An Imperfect Critic

in 56th Cannes Film Festival

by José Carlos Avellar

The camera sees a green field; some trees in the background. A group of students are playing American football. In a certain way, the film here sees without seeing. Just keep there, facing the landscape not really focusing the boys playing, the camera looking around, paying attention to nothing, standing still while the boys came in and go out of the frame. In some moments we have an empty landscape – the boys are running to catch the ball out of the visual field the camera, what happens is happening out of frame. Then a girl jumps into the image, side-walking, definitely not an elegant move. She looks absent from all around, the eyes in some lost point in the sky. As the camera, she looks to be in the wrong place and seeing nothing. She is not interested in the boys or in the camera, nor the camera or the boys are interested in her. She enters, stops for a few seconds, crosses the picture always side-walking, disappears, comes back in the frame still looking to the sky and goes back to the unknown place from where she came from. The shot ends as he started, the camera stands still facing the green field.

This not so special dramatic image of Elephant by Gus Van Sant is the first that came to the memory when (just after the festival) we tried to see and think what we had in Cannes 2003. Maybe because this picture gives at first sight the strange feeling of an imperfect framing (as imperfect as a text in English made by one who does not have the English as his mother tongue). Not perfect as the images that open the new Alexander Sokurov film Father and Son, arms and shoulders and hands and ears, eyes, noses and mouths, a cubist composition with yellow tonalities, some soft light and many shadows. Not perfect as one character of Julio Bressane Filme de amor / A Love Movie presents himself and the film as a whole: “I am wrong but the wrong things are right the right things are wrong”. This picture of Elephant is imperfect in the sense that it does not follow the rules of story telling, as most of the films selected to the festival did (we have had most of the time good stories but told in an academic or bureaucratic way) and also because standing still, as an empty look, not so far nor so close to the characters, it establishes a dialectical relationship with the many big close ups and the many nervous travelling we saw this year in Cannes – including in other moments of Van Sant’s film.

Seeing films side by side in the festivals shows how the repetitions of some cinematographic solutions seem to be a kindly imposition of the production methods or a result of the way we are using new equipments. Cannes 2003 will be remembered as the festival of extreme close-ups, poor light interiors or night shooting, short focus and not so sharp digital video photography films. And, most of all: by long, long, long travellings, the camera following someone running, walking, going by car, train or bicycles, going from nowhere to nowhere. We can think again in Elephant, of the camera following the students, but also of the Japanese Sharasojyu by Naomi Kawase, with various travellings running after the boys; of another Japanese film, Gozu by Takashi Miike; of Sansa by Siegfried; of Samira Makhmalbaf’s Panj é Sar; or even of Raoul Ruiz’ Ce jour-là (not to mention one we should better forget: Vincent Gallo’s The Brown Bunny).

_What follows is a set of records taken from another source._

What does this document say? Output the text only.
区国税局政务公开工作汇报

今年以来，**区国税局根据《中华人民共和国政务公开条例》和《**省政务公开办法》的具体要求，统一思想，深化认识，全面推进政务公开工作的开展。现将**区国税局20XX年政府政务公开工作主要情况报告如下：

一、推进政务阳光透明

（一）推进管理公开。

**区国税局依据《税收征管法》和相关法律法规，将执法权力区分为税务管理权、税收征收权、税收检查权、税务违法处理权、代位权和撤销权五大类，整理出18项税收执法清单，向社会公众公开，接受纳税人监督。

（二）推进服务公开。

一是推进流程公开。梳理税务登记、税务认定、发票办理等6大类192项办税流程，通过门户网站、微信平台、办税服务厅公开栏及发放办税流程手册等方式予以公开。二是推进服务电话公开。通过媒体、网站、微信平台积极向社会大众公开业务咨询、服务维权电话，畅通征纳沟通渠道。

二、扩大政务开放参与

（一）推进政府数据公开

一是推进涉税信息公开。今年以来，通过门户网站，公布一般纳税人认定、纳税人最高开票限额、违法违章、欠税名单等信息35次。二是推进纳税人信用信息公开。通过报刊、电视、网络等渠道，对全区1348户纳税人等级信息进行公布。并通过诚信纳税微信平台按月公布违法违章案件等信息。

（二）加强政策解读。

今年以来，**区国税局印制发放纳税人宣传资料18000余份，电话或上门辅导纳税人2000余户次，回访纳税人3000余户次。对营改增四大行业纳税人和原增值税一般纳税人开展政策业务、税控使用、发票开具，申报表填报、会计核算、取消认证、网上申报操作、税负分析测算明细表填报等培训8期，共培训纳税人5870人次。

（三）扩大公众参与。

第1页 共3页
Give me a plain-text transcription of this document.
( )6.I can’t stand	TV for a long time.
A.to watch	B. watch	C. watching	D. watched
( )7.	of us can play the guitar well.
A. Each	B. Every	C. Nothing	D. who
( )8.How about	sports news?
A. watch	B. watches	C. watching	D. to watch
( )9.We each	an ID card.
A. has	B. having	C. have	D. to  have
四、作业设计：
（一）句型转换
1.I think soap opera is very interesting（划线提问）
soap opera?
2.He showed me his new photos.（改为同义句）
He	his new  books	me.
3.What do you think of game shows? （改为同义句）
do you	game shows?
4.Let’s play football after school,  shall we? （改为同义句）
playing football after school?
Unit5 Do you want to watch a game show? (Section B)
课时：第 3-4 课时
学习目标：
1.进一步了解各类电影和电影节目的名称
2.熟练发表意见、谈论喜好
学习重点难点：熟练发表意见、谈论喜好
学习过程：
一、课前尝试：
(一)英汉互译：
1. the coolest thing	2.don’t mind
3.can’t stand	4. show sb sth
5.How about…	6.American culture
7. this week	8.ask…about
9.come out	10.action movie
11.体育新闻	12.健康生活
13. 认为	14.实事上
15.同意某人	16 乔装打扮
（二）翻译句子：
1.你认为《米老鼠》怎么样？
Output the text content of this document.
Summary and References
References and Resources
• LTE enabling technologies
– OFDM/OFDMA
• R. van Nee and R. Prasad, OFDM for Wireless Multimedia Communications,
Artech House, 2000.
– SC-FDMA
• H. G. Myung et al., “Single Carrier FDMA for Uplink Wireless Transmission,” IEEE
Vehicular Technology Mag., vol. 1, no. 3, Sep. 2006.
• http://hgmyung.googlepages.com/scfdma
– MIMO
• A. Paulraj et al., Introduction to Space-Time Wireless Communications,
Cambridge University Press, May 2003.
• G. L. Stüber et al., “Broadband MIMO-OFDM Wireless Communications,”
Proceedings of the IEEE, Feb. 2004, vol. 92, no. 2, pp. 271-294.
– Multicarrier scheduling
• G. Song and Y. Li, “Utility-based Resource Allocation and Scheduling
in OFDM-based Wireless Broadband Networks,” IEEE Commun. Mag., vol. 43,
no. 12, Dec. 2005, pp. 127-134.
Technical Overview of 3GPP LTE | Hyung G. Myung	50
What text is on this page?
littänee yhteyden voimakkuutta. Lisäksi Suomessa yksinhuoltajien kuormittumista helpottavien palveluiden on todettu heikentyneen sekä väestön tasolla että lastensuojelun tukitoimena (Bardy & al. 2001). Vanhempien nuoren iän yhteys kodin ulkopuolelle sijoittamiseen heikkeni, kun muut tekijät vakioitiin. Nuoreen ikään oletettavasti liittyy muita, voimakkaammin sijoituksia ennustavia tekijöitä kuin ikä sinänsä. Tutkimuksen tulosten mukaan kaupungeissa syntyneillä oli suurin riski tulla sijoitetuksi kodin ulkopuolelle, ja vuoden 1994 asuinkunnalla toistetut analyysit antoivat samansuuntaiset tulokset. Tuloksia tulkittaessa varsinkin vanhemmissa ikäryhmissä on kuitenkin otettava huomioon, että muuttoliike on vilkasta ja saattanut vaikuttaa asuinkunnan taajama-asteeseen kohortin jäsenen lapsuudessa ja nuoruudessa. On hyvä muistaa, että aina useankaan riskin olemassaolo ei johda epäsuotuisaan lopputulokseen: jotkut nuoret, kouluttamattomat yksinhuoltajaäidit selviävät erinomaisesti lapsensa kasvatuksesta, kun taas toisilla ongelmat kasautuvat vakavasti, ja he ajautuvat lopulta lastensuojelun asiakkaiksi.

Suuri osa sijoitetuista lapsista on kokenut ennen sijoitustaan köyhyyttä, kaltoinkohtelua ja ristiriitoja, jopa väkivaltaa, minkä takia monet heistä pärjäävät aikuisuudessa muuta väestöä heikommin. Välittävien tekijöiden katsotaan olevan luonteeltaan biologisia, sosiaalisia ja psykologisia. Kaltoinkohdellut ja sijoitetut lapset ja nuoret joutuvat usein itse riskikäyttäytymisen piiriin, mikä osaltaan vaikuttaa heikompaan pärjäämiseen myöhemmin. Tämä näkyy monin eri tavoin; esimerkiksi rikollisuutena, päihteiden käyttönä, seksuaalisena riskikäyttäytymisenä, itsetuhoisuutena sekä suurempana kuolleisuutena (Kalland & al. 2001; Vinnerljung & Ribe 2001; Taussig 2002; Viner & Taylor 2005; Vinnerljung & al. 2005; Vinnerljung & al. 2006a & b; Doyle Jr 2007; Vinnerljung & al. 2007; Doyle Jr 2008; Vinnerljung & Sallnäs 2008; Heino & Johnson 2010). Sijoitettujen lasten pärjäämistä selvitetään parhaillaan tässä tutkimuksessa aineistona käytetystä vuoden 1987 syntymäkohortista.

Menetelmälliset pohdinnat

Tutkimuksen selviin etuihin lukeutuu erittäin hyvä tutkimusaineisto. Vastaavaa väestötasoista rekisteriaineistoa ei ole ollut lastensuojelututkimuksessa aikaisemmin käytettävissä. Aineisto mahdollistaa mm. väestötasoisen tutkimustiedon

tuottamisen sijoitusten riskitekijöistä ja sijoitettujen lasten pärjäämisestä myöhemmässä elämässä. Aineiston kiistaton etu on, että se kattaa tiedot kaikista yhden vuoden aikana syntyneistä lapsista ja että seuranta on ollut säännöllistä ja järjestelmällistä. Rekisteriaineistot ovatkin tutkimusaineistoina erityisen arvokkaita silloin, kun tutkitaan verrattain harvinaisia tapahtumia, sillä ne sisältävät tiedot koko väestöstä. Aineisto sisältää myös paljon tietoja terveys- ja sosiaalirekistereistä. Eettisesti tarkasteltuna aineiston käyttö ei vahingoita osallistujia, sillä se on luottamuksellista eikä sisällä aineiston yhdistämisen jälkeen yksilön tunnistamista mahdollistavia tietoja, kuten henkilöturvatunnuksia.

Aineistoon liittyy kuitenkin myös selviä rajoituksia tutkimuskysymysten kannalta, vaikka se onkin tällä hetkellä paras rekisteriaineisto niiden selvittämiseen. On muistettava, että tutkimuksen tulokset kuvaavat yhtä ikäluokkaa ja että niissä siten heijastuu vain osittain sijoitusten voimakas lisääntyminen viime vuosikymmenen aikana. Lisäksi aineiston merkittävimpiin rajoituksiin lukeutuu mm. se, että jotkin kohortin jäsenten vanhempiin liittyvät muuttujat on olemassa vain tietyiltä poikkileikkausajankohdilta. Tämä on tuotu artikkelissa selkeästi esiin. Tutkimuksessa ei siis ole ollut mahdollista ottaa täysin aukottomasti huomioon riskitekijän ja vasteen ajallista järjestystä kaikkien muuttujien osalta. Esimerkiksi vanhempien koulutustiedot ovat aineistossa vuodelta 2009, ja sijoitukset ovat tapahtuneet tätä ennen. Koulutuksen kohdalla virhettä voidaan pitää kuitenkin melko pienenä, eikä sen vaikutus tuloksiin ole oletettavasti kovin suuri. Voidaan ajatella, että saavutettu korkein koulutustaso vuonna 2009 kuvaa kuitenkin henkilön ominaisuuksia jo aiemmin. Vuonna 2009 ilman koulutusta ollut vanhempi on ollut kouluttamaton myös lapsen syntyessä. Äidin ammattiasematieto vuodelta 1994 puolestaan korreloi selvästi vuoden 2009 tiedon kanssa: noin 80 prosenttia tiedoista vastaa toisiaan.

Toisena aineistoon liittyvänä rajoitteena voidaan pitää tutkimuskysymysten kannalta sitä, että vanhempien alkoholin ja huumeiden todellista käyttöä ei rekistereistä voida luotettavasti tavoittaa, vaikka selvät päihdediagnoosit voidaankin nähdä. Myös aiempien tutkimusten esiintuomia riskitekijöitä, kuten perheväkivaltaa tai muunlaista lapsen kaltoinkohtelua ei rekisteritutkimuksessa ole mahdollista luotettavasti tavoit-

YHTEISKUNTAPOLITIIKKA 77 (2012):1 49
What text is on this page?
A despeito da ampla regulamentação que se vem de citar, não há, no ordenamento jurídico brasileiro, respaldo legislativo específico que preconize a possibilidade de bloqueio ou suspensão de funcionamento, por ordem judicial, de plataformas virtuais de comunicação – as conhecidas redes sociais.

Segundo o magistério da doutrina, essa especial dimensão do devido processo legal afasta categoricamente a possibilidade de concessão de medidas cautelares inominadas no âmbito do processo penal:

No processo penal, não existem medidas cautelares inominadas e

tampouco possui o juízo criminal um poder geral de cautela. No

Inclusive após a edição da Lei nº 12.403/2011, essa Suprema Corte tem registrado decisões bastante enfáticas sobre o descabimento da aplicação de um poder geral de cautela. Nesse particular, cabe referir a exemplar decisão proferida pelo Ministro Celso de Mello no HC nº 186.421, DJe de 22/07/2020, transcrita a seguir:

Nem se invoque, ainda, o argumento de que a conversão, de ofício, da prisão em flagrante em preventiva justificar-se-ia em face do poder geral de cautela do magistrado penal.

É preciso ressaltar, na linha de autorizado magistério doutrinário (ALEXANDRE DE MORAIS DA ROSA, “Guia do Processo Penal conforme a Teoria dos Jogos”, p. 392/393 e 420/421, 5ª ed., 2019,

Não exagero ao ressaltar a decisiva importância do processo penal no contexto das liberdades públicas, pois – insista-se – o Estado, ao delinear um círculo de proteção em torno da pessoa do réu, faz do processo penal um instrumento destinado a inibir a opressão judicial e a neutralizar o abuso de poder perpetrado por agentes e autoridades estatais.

Good and strong stories, as the one Hector Babenco took from the book by Drauzio Varela with the real facts around the massacre of Carandiru; the one Clint Eastwood took from the book of Dennis Lehane in Mystic River; or the one Roger Michel took from the screenplay by Hanif Kureishi in The Mother. Good story tellers, as the Spanish Jaime Rosales who tells in Las horas del dia / The Hours of the day, in a simple, direct almost could and distant way the disturbing story a ordinary man who kills people he finds by chance in the street to keep quiet after a boring day of work; as the Canadian Denys Arcand with his ironic look of day by day in The Barbarian Invasions; and as (maybe the best of all) the Turkish Nuri Bilge Ceylan, who with the slow, economic, sensitive and precisely constructed images of Uzak / Distant shows a photographer living alone in Istanbul after the lost dreams of becoming a filmmaker (as Tarkovski) and the dreams of his cousin who came from the province looking for work in the big city.

But the two real questions that Cannes presented to a critic’s eye were in the enigmatic and thin story line that Alexander Sokurov presents around a dialog line in the middle of the film – something like: “the father who loves crucifies, the son who loves let himself be crucified” – and in the almost no-story that Julio Bressane starts from a dialog line said in the beginning of the film – something like: “there is no organized language to say what I want to say; we do not know to do it but we have to invent this language. A language is a particular way of seeing and understanding the world.” Just because “Father and Son” an “A Love Movie” where the most radical fight to a free invention of a film language to say things not yet said in the cinema, and in doing so presented the most beautiful images of the festival, and at the same time (from a classical point of view) not perfect ones: the wrong being the right thing. That is why looking back to the festival, the first picture that came into mind was that of the young girl tat jump as gracious as an elephant looking for flying saucers in the sky, in Gus Van Sant’s film.